How Augmented and Virtual Reality Changes QA

Have you ever seen a video of someone falling wearing a VR headset? Now that’s what you call an immersive experience. But this funny example also uncovers an important reality: the importance of how QA needs to evolve to test virtual experiences.


VR/AR technology is growing in adoption

The adoption of augmented reality and virtual reality is not slowing down any time soon. In fact, AR (mobile AR, smart glasses) could approach three and a half billion installed users, and VR (mobile, standalone, console, PC) is expected to grow to 50–60 million installed users in the next five years. As developers adopt standards such as Apple’s ARKit, Google’s AR Core, and various VR SDKs, the growth in AR/VR applications is expected to rise exponentially, fueling the adoption of augmented and virtual reality.

But for now, AR/VR is still a virtually unexplored frontier. Development teams are creating new immersive experiences no one has seen before, and with these experiences come new rules to establish to ensure quality, efficiency, and effectiveness. These rules will define our future: and soon being immersed in an AR or VR environment will be as normal as using a smartphone is today.

The Role of QA

QA is traditionally thought of as the last step in a development process. QA is rarely subjective but mainly focuses on running a series of test scripts to evaluate the quality of a product according to eight main quality attributes: functionality, performance, reliability, compatibility, usability, security, maintainability, and portability. But AR/VR introduces a ninth quality attribute as necessary as the others that can’t be programmatically tested: immersitivity. AR/VR blends the physical and virtual worlds in new ways, making it critical for the experience to be immersive for the end user.
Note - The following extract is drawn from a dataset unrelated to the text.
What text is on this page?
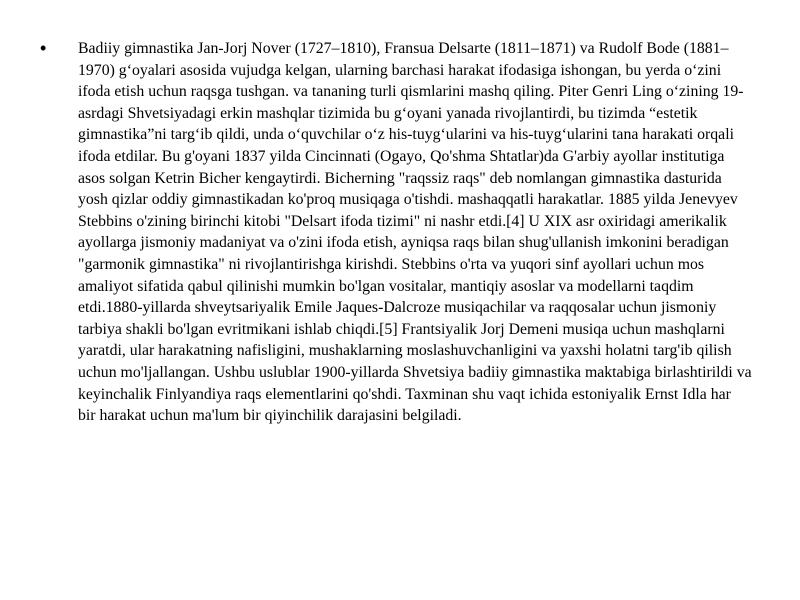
• Badiiy gimnastika Jan-Jorj Nover (1727–1810), Fransua Delsarte (1811–1871) va Rudolf Bode (1881–1970) g‘oyalari asosida vujudga kelgan, ularning barchasi harakat ifodasiga ishongan, bu yerda o‘zini ifoda etish uchun raqsga tushgan. va tananing turli qismlarini mashq qiling. Piter Genri Ling o‘zining 19-asrdagi Shvetsiyadagi erkin mashqlar tizimida bu g‘oyani yanada rivojlantirdi, bu tizimda “estetik gimnastika”ni targ‘ib qildi, unda o‘quvchilar o‘z his-tuyg‘ularini va his-tuyg‘ularini tana harakati orqali ifoda etdilar. Bu g'oyani 1837 yilda Cincinnati (Ogayo, Qo'shma Shtatlar)da G'arbiy ayollar institutiga asos solgan Ketrin Bicher kengaytirdi. Bicherning "raqssiz raqs" deb nomlangan gimnastika dasturida yosh qizlar oddiy gimnastikadan ko'proq musiqaga o'tishdi. mashaqqatli harakatlar. 1885 yilda Jenevyev Stebbins o'zining birinchi kitobi "Delsart ifoda tizimi" ni nashr etdi.[4] U XIX asr oxiridagi amerikalik ayollarga jismoniy madaniyat va o'zini ifoda etish, ayniqsa raqs bilan shug'ullanish imkonini beradigan "garmonik gimnastika" ni rivojlantirishga kirishdi. Stebbins o'rta va yuqori sinf ayollari uchun mos amaliyot sifatida qabul qilinishi mumkin bo'lgan vositalar, mantiqiy asoslar va modellarni taqdim etdi.1880-yillarda shveytsariyalik Emile Jaques-Dalcroze musiqachilar va raqqosalar uchun jismoniy tarbiya shakli bo'lgan evritmikani ishlab chiqdi.[5] Frantsiyalik Jorj Demeni musiqa uchun mashqlarni yaratdi, ular harakatning nafisligini, mushaklarning moslashuvchanligini va yaxshi holatni targ'ib qilish uchun mo'ljallangan. Ushbu uslublar 1900-yillarda Shvetsiya badiiy gimnastika maktabiga birlashtirildi va keyinchalik Finlyandiya raqs elementlarini qo'shdi. Taxminan shu vaqt ichida estoniyalik Ernst Idla har bir harakat uchun ma'lum bir qiyinchilik darajasini belgiladi.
The Behavior of Virtual Environments

Virtual and augmented reality QA processes bring up a series of fascinating questions. Some virtual and augmented reality environments don’t exist in the physical world, like a virtual walk on Mars. For these experiences, QA must add a subjective layer to their testing process: if the experience “feels” real or behaves realistically.

Even when the virtual environment is replicating a known physical environment, the considerations for QA still take a subjective turn. Virtual objects do not have the same properties as physical objects. Therefore, QA must understand the intended use of the virtual object and ensure it has all of the same qualities as its physical counterpart. For example, a new AR app may help a user visualize how a couch looks inside a room before you purchase it. A tester would check that the virtual couch looks and “acts” as a real couch. Size is one consideration to see how it fits, but others factors, such as the color of the couch, or representation of the fabric, may be key attributes necessary for an immersive experience.

Human Centered Design in AR/VR

As digital experiences begin to incorporate more and more virtual worlds and objects, a human-centered approach becomes key to the design and development process. Because the user becomes a part of a system mentally as well as physically — thinking about the user’s feelings and goals is the only way to create truly immersive digital experiences.

This type of human-centered testing can’t be automated like traditional QA. Instead of scripts, various test data, boundaries and equivalence partitioning, testers will use their feelings and sensations to deliver final feedback to developers and designers.

For example, motion sickness is a serious side effect of VR for many users. Testing experiences for excessive movement, or even adding a “virtual nose” to the experience can help user’s brains reconcile the virtual environment with their own movements. QA testers must take into consideration these physical (and even emotional) considerations when testing products.

The QA Role Transforms

All of these changes lead to a transformation of the QA role. QA will still maintain its role as a part of the traditional development teams, where they check if the software meets the requirements. These days, they’re also becoming the first people to see the immersive experiences before the larger audience does. Testers become more and more critical to the success of a product, and are required to think more holistically about end user’s experience with emerging technologies.